Ailelere buradan uyarıda bulunmak istiyorum. Çocuklarınızın ellerindeki elektronik cihazlar sizinde başınızı yakabilir. Çocuğunuzun üzerinde taşıdığı GSM hattı üzerinize kayıtlı ise kendinizi birden bire mahkemede bulabilirsiniz.

Geçtiğimiz günlerde adliyenin giriş kapısından duruşma salonuna giriş yapan 15-16 yaşlarındaki 20yw yakın öğrenci ve gergin bir şekilde sinir küpüne dönmüş velileri ilgimi çekti.

Kısa bir araştırmanın ardından öğrendim ki, sosyal medyada bir kız çocuğu için yapılan yorumlarPsikolojisini bozacak denli ağır ve kabul edilemez bulunarak mahkemelik olmuş. Çocuklar saatlerce salonda duruşma için sırasın bekledi.

Hepsiyle konuştum.

Çoğu kanunlardan 'bihaber ve eğitimsiz Dava süreci devam ediyor. İçimden dedim ki keşke bu çocuklara Rehberlik ve Psikolojik Danışman eşliğinde önceden bilinçlendirme yapılsaydı. Etik kurallar öğretilseydi.

Sosyal medya, muhataplarımıza saygı duymayı gerektirdiği gibi, başkalarının kişisel hak ve özgürlüklerini ihlal etmediğimiz sürece özgürlük mecrasıdır.
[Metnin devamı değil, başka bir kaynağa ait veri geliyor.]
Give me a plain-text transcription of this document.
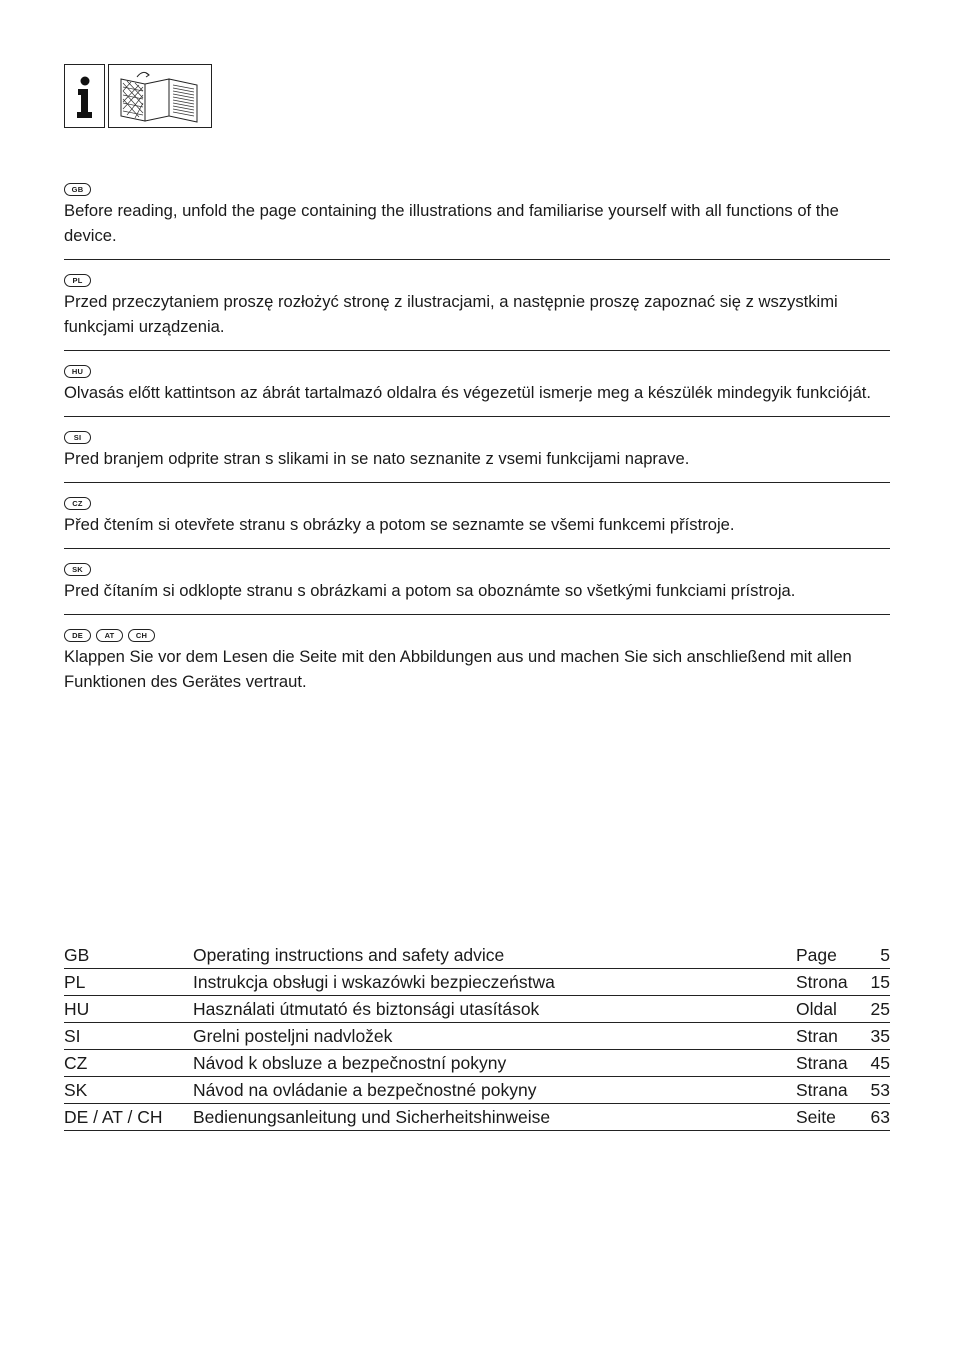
GB

Before reading, unfold the page containing the illustrations and familiarise yourself with all functions of the device.

PL

Przed przeczytaniem proszę rozłożyć stronę z ilustracjami, a następnie proszę zapoznać się z wszystkimi funkcjami urządzenia.

HU

Olvasás előtt kattintson az ábrát tartalmazó oldalra és végezetül ismerje meg a készülék mindegyik funkcióját.

SI

Pred branjem odprite stran s slikami in se nato seznanite z vsemi funkcijami naprave.

CZ

Před čtením si otevřete stranu s obrázky a potom se seznamte se všemi funkcemi přístroje.

SK

Pred čítaním si odklopte stranu s obrázkami a potom sa oboznámte so všetkými funkciami prístroja.

DE	AT	CH

Klappen Sie vor dem Lesen die Seite mit den Abbildungen aus und machen Sie sich anschließend mit allen Funktionen des Gerätes vertraut.

GB	Operating instructions and safety advice	Page	5
PL	Instrukcja obsługi i wskazówki bezpieczeństwa	Strona	15
HU	Használati útmutató és biztonsági utasítások	Oldal	25
SI	Grelni posteljni nadvložek	Stran	35
CZ	Návod k obsluze a bezpečnostní pokyny	Strana	45
SK	Návod na ovládanie a bezpečnostné pokyny	Strana	53
DE / AT / CH	Bedienungsanleitung und Sicherheitshinweise	Seite	63
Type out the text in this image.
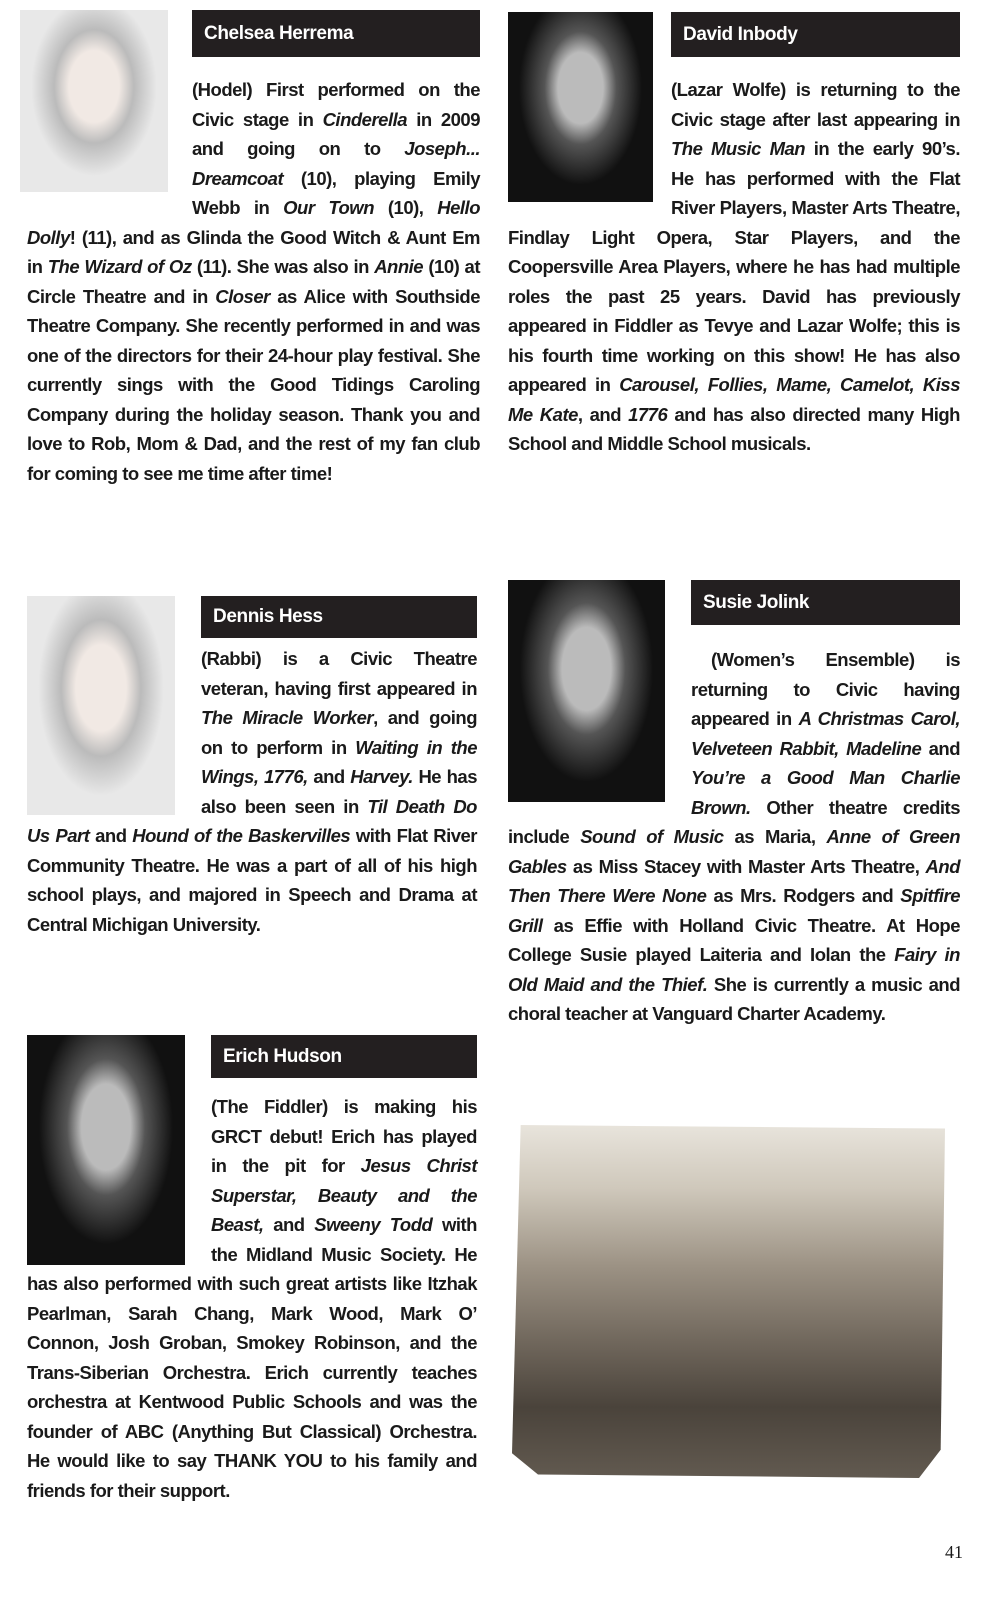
Chelsea Herrema

(Hodel) First performed on the Civic stage in Cinderella in 2009 and going on to Joseph... Dreamcoat (10), playing Emily Webb in Our Town (10), Hello Dolly! (11), and as Glinda the Good Witch & Aunt Em in The Wizard of Oz (11). She was also in Annie (10) at Circle Theatre and in Closer as Alice with Southside Theatre Company. She recently performed in and was one of the directors for their 24-hour play festival. She currently sings with the Good Tidings Caroling Company during the holiday season. Thank you and love to Rob, Mom & Dad, and the rest of my fan club for coming to see me time after time!

David Inbody

(Lazar Wolfe) is returning to the Civic stage after last appearing in The Music Man in the early 90’s. He has performed with the Flat River Players, Master Arts Theatre, Findlay Light Opera, Star Players, and the Coopersville Area Players, where he has had multiple roles the past 25 years. David has previously appeared in Fiddler as Tevye and Lazar Wolfe; this is his fourth time working on this show! He has also appeared in Carousel, Follies, Mame, Camelot, Kiss Me Kate, and 1776 and has also directed many High School and Middle School musicals.

Dennis Hess

(Rabbi) is a Civic Theatre veteran, having first appeared in The Miracle Worker, and going on to perform in Waiting in the Wings, 1776, and Harvey. He has also been seen in Til Death Do Us Part and Hound of the Baskervilles with Flat River Community Theatre. He was a part of all of his high school plays, and majored in Speech and Drama at Central Michigan University.

Susie Jolink

(Women’s Ensemble) is returning to Civic having appeared in A Christmas Carol, Velveteen Rabbit, Madeline and You’re a Good Man Charlie Brown. Other theatre credits include Sound of Music as Maria, Anne of Green Gables as Miss Stacey with Master Arts Theatre, And Then There Were None as Mrs. Rodgers and Spitfire Grill as Effie with Holland Civic Theatre. At Hope College Susie played Laiteria and Iolan the Fairy in Old Maid and the Thief. She is currently a music and choral teacher at Vanguard Charter Academy.

Erich Hudson

(The Fiddler) is making his GRCT debut! Erich has played in the pit for Jesus Christ Superstar, Beauty and the Beast, and Sweeny Todd with the Midland Music Society. He has also performed with such great artists like Itzhak Pearlman, Sarah Chang, Mark Wood, Mark O’ Connon, Josh Groban, Smokey Robinson, and the Trans-Siberian Orchestra. Erich currently teaches orchestra at Kentwood Public Schools and was the founder of ABC (Anything But Classical) Orchestra. He would like to say THANK YOU to his family and friends for their support.

41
Kendini uygar ve çağdaş bir birey olarak gören insan kendine eleştiri yapılmasını yadırgamaz.

Yadırgamamalı.

Gazetelerde siber tacizlere bağlı intiharları okuyoruz.

Sıradan bir paylaşımdaki iftira ve haksızlık bile bir insanın dünyasını yıkabiliyor. Sosyal medya alanı gün gittikçe genişleyen platformları ile cazibesini artırıyor.

Eskiden sadece bilişim araçlarının kullanım belirlenmişti. Şimdi ise sosyal medya paylaşımlarının içeriği belirlenmiş oldu. Geçtiğimiz hafta Milli Eğitim Bakanlığı 'Ortaöğretim Kurumları Yönetmeliğindeki değişiklikler Resmi Gazetede yayımlanarak yürürlüğe girdi. Sosyal medya düzenlemesinin ardından gelen yasaklar çeşitli kesimlerde yüksek sesle tartışılmaya devam ediyor.

Bazı eğitimciler düzenlemeyi 'sosyal mecraları kısıtlayan, öğrencilerin sosyalleşmesini önleyen, eleştirel ortama yeni bir müdahele, öğrencilerin tepkisini önleyen, psikolojilerini olumsuz etkileyen, baskı ve korkutma yöntemi, ağır ve kabul edilemez, aşırı sert diye nitelerken bazı kesimler de değişikliği sosyal medyada paylaşılan belge ve fotoğrafların kişisel haklara saldırılar yüzünden değişikliği bir tedbir ve olumlu yaklaşım olarak işaret ediyorlar.